İnsanlar hakkında gereğinden fazla bilgiye sahip olmak aşık olmamıza da bir engel. Yani biri hakkında her şeyi bilmek onunla ilgili bazı şeyleri öğrenmek için duyduğumuz heyecanı öldürüyor. Ayrıca bilgi beraberinde beklentilerinizi de şekillendirmeye başlıyor. En küçük bir hayal kırıklığı da sizi ilişkinizden uzaklaştırıyor. İlişki açısından ‘teknolojik yeterlilik’ aslında çok da büyük bir önem taşımıyorken, buluşma öncesi yapılan internet araştırmaları bizim vazgeçilmezlerimizden biri. Özellikle de insanları elemek açısından. Sosyal ağlarda yapılan araştırmalar sayesinde, alışveriş yapar gibi, beğendiğimiz kişiler ile ilgili ‘boyu kısa, ağzı büyük, saçı yok…’ gibi tespitlerde bulunup onları daha buluşmadan eleyebiliyoruz.
Online ortamda bize tıpatıp uyduğunu düşündüğümüz insanlar gerçek hayatta da böyle mi?
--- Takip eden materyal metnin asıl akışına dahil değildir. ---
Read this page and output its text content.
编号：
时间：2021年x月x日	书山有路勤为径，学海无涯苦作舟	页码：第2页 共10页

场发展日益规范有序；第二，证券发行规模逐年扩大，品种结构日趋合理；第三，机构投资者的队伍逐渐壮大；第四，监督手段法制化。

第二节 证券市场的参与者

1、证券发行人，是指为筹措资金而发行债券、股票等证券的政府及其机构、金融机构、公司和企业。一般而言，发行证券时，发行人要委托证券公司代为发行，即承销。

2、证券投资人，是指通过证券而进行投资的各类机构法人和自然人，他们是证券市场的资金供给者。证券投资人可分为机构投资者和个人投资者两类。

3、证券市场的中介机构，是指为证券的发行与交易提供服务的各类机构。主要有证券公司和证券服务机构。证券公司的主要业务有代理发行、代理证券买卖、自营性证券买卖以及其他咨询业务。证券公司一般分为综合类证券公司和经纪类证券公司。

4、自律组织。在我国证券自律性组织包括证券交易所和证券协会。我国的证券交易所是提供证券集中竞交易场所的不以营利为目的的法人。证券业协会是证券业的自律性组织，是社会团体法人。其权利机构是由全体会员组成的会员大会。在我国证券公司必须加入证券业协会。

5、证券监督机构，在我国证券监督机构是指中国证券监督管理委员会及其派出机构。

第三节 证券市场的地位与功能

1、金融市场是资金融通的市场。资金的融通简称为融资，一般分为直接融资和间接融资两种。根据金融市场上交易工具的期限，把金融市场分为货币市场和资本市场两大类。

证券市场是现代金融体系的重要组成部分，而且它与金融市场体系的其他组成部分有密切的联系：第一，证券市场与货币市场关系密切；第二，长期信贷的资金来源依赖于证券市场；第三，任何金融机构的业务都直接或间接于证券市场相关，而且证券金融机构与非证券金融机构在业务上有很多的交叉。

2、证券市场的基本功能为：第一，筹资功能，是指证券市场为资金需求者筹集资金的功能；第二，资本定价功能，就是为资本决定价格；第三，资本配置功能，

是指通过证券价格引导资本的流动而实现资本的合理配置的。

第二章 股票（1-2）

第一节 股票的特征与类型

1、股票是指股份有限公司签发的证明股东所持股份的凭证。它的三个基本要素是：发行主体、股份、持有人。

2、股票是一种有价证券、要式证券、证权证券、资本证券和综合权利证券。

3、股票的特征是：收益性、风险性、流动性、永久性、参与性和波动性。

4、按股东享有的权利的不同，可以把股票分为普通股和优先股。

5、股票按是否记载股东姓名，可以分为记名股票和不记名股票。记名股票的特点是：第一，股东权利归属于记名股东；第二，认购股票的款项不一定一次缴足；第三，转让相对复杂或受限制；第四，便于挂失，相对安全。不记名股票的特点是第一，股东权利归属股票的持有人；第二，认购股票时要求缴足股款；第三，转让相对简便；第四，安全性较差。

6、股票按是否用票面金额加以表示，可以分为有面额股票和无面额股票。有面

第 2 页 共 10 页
Yoksa tüm peri masallarının sonunda olduğu gibi beyaz atlı prens, prensesi kaptıktan sonra pijamalarını giyip ‘gerçek’ kimliğine geri mi dönüyor?
Açık olalım, tek başına yaşayan, herhangi duygusal ya da hormonal beklentisi olmayan bir erkek genellikle kendi doğal hayatı içinde sakince yaşıyorken, bir kızdan hoşlanmaya başladığında, kızın ilgi alanlarına göre çeşitli aktiviteler düzenleyen bir organizatöre dönüşebiliyor. Tabii ki bu durum genellikle kızın kalbini kazanana kadar devam ediyor. Sonra eşyanın tabiatı değişmeyeceği gibi erkeğin de tabiatı pek değişiklik göstermiyor. Bu yüzden aslında arama motorlarında hem kadınların hem de erkeklerin ortaya koyduğu profil en güzel ya da en eğlenceli anlarını yansıtıyor olabilir. Yani gördüğümüz birkaç fotoğraf, gittiği birkaç yer aslında karşınızdakinin hayatı hakkında çok da doğru bilgi vermiyor.
Duygusal ihtiyaçlarımız somutlaşıyor!
Facebook’tan özelliklerini görüp, fotoğraflarına bakıp beğendiğiniz kişinin gözlerine bilgisayar ekranından bakmak gerçekten o kişi ile aranızdaki uyumu size hissettirebilecek mi? Tabii ki hayır! Çünkü aşkın içinde iki tarafın birbirine karşı duyduğu çekim hissi de çok önemli bir yer tutuyor. Ve bunu ekranın ışığında size doğru bakan bir fotoğraftan anlamanız imkansız. Bu yüzden sadece Google araştırmaları yaparak birinin ‘hayatınızın aşkı’ olup olmayacağına karar vermek yanlış bir yaklaşım. Duygusal ihtiyaçları somutlaştırmadan, olduğu gibi yaşamak ilişki açısından doğru seçimler yapmamızı sağlarken, aynı zamanda bir ilişkide gerekli olan kimyasal uyum için de bize bir ipucu verebilir.
Reklamlarla sosyal ağlar
Facebook
2012 Ekim ayında yapılan bir araştırma sonucunda kullanıcı sayısı  1 milyarı geçen en popüler sosyal paylaşım ağı olan Facebook, ülkemizde de oldukça revaçta. Türkiye’de Facebook kullanıcı sayısı 31 milyonun üzerinde. Ve bu rakam artarak devam ediyor. Avrupa’da birinci sıradayız, dünya sıralamasında ise altıncıyız. Türkiye’de nüfusun yüzde 40’ından fazlası Facebook profiline sahip. Bu rakamın yüzde 64’ü erkeklerden, yüzde 36’sı ise kadınlardan oluşuyor. Facebook en çok 18- 34 yaş aralığındaki kitle tarafından tercih ediliyor.
Twitter
Twitter kullanıcı sayısı Şubat 2012 verilerine göre dünya genelinde 465 milyonu aşmış durumda. Türkiye’de bu rakam biraz daha düşük, 7.2 milyon civarında. Bu 7.2 milyonun yüzde 53’ü erkeklerden, yüzde 47’si ise kadınlardan oluşuyor. Gün içinde en çok tweet atılan saat ise 21.00-22.00 arası!